Aku hanya bisa mengangguk. Tapi ada
satu pertanyaan mengganjal pikiranku, “Trus kenapa lu marahin gue saat gue lagi
baca cerpen itu?”
“Gue awalnya seneng ngeliat lu suka
baca cerpen gue. seneng banget. Tapi lu selalu ngga inget waktu kalo udah mulai
baca, bahkan kalo gue lagi ngomong ngga lu dengerin. Lu berubah menjadi orang
lain Lil. Dan gue ngga suka! Malahan gue sempet berpikir untuk ngga nulis
cerpen lagi, biar lu jadi LILA GUE yang dulu.. LILA YANG SELALU ADA BUAT SI CEWEK
TOMBOY. LILA YANG SELALU MENGERTI MICKY. Udah itu ajah,” kata Micky dengan mata
berkaca-kaca. Aku terkejut, apakah aku berbeda sekarang? Ahh.. baru sekarang
aku mengerti.
Segera kupeluk sahabatku itu,
“Maafin gue Mick, gue ngga nyangka ternyata gue udah kelewatan.

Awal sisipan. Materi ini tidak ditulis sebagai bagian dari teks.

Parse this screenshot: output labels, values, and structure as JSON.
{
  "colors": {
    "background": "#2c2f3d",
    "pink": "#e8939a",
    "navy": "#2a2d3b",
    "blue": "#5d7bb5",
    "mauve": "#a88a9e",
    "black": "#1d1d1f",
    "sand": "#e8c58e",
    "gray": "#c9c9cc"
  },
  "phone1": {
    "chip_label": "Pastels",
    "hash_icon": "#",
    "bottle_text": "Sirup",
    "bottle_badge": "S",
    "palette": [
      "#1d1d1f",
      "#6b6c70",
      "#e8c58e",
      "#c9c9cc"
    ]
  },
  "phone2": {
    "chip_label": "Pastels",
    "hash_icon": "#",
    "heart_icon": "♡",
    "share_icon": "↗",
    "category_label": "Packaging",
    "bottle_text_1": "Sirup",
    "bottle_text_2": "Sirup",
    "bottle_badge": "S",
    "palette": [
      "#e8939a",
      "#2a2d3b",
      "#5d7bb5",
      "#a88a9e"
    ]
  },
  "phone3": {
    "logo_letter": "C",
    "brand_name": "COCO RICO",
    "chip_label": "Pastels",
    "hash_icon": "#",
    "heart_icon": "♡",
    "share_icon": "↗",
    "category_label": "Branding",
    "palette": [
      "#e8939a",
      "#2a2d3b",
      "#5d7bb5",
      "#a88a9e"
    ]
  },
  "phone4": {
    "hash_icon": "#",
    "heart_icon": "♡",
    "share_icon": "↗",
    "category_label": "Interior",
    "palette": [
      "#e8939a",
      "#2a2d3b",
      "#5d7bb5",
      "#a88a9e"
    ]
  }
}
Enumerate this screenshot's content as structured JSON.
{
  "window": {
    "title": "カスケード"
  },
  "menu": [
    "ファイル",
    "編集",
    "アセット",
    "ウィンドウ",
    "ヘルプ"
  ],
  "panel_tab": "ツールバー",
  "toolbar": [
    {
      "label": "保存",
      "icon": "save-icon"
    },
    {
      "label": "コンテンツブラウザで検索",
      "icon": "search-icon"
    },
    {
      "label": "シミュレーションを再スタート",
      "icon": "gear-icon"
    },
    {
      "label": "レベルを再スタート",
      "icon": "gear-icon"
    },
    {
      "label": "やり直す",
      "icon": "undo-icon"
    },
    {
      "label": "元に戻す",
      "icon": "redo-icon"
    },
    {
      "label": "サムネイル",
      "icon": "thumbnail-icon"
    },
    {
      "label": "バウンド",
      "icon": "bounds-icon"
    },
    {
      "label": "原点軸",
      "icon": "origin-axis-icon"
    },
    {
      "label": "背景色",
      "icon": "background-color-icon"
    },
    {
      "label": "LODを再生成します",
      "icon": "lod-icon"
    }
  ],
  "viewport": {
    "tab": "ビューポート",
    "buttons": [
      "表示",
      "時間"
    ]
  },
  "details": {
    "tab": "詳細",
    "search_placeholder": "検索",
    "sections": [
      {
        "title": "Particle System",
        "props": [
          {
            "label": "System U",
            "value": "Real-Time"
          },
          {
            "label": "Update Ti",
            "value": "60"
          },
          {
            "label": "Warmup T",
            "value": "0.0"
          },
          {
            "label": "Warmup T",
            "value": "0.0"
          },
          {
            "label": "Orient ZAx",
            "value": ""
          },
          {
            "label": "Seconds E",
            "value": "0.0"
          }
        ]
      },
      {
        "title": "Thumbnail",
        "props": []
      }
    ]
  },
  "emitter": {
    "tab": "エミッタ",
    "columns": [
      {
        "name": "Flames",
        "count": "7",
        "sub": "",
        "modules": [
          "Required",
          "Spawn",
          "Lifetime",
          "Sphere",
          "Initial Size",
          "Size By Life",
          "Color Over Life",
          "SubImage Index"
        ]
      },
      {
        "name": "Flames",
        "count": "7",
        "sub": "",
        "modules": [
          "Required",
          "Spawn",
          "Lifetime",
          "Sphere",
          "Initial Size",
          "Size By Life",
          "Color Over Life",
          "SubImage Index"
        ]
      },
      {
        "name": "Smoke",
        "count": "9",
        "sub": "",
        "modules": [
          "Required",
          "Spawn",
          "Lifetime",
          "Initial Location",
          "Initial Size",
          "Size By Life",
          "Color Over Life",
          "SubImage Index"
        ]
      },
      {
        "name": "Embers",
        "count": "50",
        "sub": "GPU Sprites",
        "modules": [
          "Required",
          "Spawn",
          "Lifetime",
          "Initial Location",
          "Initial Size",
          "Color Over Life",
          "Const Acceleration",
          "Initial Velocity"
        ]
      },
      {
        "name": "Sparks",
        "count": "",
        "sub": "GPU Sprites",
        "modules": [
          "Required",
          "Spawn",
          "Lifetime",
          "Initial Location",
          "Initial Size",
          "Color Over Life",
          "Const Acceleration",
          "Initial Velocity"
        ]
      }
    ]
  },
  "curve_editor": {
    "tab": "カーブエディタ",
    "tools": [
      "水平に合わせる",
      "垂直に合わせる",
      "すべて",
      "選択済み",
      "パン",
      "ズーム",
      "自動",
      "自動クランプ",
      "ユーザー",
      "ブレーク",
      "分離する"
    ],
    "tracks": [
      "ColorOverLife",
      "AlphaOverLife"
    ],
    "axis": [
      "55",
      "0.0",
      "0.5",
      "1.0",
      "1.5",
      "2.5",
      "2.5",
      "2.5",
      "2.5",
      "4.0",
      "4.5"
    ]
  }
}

Gue ngga
bakalan gitu lagi kok,”
“Janji…” kata Micky setelah
melepaskan pelukanku dan mengacungkan jari kelingkingnya.
“Janjiii..” kataku semangat dan
menyambut jari kelingkingnya.
Semilir angin mengalun di rok
sekolah yang kepanjanggan buatku.
Teeeetttt..
bel masuk seakan menjadi penutup perjanjian yang telah kami buat. Senyum
mengembang diwajahku dan Micky seakan berusaha mengatakan pada dunia jika kami
baik-baik saja dalam menghadapi masalah yang ada didepan mata saat ini.